Either way, now that particularly the incident regarding the Best Names List (read Casey's piece for his reporting based on employee leaks) is on the public record, I think it's also only right and fair to share our internal response, as well as the specific comment that ended up being reported to HR. Then it's out there for anyone to consider for themselves.

[…]

So if that is something you want, I continue to believe that a diverse workforce _should_ be something that you want, you have to consider what guardrails to put on the internal discourse. My belief is that the key to working with other people of different ideological persuasions is to find common cause in the work, in the relations with customers, in the good we can do in the industry. Not to repeatedly seek out all the hard edges where we differ. Those explorations are better left to the smaller groups, to discussions outside of the company-wide stage, and between willing participants.

I respect that others will come to different conclusions on all of these questions. Particularly around whether the new direction we've set at Basecamp, where these societal political questions unrelated to work are being moved from company workspaces to private employee channels, is incompatible with what they want out of a company. We all have our principles, and I will always respect people who are willing to follow theirs.

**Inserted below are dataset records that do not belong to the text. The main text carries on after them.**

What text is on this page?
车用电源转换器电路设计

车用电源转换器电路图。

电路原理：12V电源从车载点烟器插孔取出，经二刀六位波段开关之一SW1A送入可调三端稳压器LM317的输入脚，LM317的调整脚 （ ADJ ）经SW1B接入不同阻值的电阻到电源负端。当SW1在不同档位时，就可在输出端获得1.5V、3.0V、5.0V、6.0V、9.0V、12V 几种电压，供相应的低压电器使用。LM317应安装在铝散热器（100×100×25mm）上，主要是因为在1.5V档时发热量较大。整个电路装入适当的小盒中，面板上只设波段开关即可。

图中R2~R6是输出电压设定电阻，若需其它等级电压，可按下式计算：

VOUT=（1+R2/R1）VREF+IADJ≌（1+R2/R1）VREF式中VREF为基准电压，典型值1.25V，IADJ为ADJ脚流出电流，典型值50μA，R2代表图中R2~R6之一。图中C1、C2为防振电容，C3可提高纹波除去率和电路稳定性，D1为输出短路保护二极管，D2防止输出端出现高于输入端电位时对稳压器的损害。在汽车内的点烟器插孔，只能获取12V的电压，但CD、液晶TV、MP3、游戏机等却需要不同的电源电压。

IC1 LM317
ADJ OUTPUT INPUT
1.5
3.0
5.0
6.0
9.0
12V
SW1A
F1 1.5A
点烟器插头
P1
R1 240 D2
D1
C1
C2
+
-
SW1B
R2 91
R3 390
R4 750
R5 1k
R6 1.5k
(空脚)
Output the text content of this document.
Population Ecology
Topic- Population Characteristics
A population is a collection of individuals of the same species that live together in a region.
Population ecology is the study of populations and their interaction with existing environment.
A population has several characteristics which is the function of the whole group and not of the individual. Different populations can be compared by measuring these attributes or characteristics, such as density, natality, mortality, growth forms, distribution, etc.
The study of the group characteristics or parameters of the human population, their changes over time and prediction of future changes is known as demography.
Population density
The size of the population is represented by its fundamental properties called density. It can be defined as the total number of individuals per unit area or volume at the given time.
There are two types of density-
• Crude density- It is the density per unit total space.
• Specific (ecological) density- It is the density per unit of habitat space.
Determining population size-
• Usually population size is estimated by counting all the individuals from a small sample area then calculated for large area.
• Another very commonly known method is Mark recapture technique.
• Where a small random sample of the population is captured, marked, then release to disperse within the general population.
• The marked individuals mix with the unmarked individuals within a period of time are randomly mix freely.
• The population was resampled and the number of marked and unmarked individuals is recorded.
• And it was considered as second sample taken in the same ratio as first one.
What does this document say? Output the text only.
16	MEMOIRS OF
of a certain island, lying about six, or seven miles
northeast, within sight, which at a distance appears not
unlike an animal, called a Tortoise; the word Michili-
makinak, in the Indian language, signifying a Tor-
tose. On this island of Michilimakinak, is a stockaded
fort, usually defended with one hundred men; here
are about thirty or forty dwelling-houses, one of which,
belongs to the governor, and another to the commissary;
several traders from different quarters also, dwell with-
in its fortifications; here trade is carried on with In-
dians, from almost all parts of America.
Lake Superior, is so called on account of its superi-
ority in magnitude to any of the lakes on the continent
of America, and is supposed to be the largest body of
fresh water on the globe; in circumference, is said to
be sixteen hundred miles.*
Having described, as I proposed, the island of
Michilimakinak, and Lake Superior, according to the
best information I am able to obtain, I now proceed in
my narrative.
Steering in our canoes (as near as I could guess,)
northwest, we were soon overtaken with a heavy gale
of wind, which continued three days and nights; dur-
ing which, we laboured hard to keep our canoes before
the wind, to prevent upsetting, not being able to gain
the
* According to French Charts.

Yesterday, we offered everyone at Basecamp an option of a severance package worth up to six months salary for those who've been with the company over three years, and three months salary for those at the company less than that. No hard feelings, no questions asked. For those who cannot see a future at Basecamp under this new direction, we'll help them in every which way we can to land somewhere else.

These are really hard questions. I've been inundated with emails from executives and employees who are wrestling with them at their companies. I hope that the airing of our dirty laundry, and the shitstorm its caused, can help others answer their own questions better. Whatever the answer they deem right for them.

It's also a really hard time. We've always been a remote company, but we've never gone a year and a half without seeing each other. Normally, we'd all have met up thrice during this time to recharge, reconnect, and rehumanize. Add to that all the stress from the pandemic, from those societal politics, from, well, everything we've been through recently, and it's no wonder that everyone is extra vulnerable, extra quick to jump to conclusions, extra likely to escalate. We're human and that's a human response.

At Basecamp, it's going to be a tough transition. We've committed to a deeply controversial stance, some employees are relieved, others are infuriated, and that pretty well describes much of the public debate around this too. But this too shall pass. We've been in business for over twenty years. Been through a myriad of controversies and challenges, and we'll be through this too.

You'll have to read the full posts for yourself to really decide what side you want to see. I think that in the end, Basecamp just needs to follow their own advice, as they said in chapter 87 of their book Getting Real:

When you rock the boat, there will be waves. After you introduce a new feature, change a policy, or remove something, knee-jerk reactions, often negative, will pour in.

Resist the urge to panic or rapidly change things in response. Passions flare in the beginning. But if you ride out this initial 24-48 hour period, things will usually settle down. Most people respond before they've really dug in and used whatever you've added (or gotten along with what you've removed). So sit back, take it all in, and don't make a move until some time has passed. Then you'll be able to offer a more reasoned response.